Joshua Ferris Wins 2014 Dylan Thomas Prize

November 13, 2014

Joshua FerrisThe 2014 Dylan Thomas Prize, which includes a £30,000 cash prize, went to Joshua Ferris, for his novel, To Rise Again at a Decent Hour, which Booklist describes as a “dark comedy” with “the protagonist’s sharp inner dialogues…laugh-out-loud hilarious, combining Woody Allen’s New York nihilism with an Ivy League vocabulary.”

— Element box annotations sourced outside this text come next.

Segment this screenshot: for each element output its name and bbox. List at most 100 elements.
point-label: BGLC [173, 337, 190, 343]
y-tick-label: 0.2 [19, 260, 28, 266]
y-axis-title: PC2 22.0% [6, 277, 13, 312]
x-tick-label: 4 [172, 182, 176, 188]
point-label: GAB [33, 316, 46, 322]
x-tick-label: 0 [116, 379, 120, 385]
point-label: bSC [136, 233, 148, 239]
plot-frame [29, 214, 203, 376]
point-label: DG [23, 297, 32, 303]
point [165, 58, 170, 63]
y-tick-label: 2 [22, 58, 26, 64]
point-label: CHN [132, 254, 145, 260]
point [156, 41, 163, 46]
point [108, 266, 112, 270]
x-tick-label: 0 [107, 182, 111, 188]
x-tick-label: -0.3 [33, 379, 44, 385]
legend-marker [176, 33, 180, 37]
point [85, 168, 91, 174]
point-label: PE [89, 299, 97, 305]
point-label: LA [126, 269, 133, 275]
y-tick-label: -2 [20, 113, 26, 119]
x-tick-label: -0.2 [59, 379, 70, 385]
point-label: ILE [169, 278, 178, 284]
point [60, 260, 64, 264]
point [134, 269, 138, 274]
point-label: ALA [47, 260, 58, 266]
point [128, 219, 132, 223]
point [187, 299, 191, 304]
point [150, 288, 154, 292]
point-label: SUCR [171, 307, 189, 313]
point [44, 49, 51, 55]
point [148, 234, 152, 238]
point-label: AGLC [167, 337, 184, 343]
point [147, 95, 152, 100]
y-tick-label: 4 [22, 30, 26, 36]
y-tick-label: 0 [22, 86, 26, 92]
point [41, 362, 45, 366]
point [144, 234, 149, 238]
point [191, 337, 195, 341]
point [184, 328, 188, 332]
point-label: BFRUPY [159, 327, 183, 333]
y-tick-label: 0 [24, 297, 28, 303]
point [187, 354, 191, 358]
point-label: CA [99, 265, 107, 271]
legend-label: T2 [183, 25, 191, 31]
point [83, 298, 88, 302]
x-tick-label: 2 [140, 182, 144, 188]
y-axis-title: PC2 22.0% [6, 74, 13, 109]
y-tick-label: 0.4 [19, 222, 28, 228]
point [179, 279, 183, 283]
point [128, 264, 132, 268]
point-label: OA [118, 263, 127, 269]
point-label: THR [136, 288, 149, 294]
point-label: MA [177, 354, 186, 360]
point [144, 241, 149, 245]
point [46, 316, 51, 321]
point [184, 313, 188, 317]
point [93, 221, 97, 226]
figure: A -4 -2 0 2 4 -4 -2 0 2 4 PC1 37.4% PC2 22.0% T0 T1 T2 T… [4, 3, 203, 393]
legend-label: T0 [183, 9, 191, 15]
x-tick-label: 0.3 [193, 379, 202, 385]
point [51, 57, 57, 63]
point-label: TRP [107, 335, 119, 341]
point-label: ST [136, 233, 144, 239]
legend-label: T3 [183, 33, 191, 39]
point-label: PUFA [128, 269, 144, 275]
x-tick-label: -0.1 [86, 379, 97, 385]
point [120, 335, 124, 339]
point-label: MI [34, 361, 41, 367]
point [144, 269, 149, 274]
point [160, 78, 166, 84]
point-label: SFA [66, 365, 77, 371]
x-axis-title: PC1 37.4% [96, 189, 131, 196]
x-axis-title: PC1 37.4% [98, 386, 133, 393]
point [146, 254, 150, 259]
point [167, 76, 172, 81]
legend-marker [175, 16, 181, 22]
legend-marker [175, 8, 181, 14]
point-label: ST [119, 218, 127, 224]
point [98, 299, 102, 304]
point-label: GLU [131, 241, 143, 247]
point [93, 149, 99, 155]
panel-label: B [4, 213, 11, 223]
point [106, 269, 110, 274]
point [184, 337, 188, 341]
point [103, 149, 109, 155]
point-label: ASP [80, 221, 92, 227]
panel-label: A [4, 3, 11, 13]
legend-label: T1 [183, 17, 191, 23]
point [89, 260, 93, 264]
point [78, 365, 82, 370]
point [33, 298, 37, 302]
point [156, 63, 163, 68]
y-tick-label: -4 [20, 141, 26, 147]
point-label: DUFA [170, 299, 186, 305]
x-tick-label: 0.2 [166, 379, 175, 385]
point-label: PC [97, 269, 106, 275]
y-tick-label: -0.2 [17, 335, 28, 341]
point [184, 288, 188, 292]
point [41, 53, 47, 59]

First launched in 2006, Swansea University awards the prize annually to a young writer aged 39 or under, for the “best published or produced literary work in the English language.” Last year, Claire Vaye Watkins received the award for Battleborn.

Ferris beat out two finalists, Eleanor Catton’s The Luminaries (winner of last year’s Booker Prize), and Eimear McBride’s A Girl Is a Half-formed Thing (winner of this year’s Baileys Women’s Prize for Fiction). Writer and editor of the Guardian Review, judge Nicholas Wroe wrote in The Guardian, “…the final showdown between Ferris’s angsty philosophical humour and McBride’s re-invigorated modernist take on Irish gothic made the job of myself and fellow judges, chaired by Peter Florence of the Hay festival and including musician and broadcaster Cerys Matthews and novelist and poet Tishani Doshi, a task of almost comic difficulty.”

“It is a melancholy curiosity that Ferris, a New Yorker, will now take the award back to the city where Thomas died, aged only 39 himself, in 1953,” Wroe added.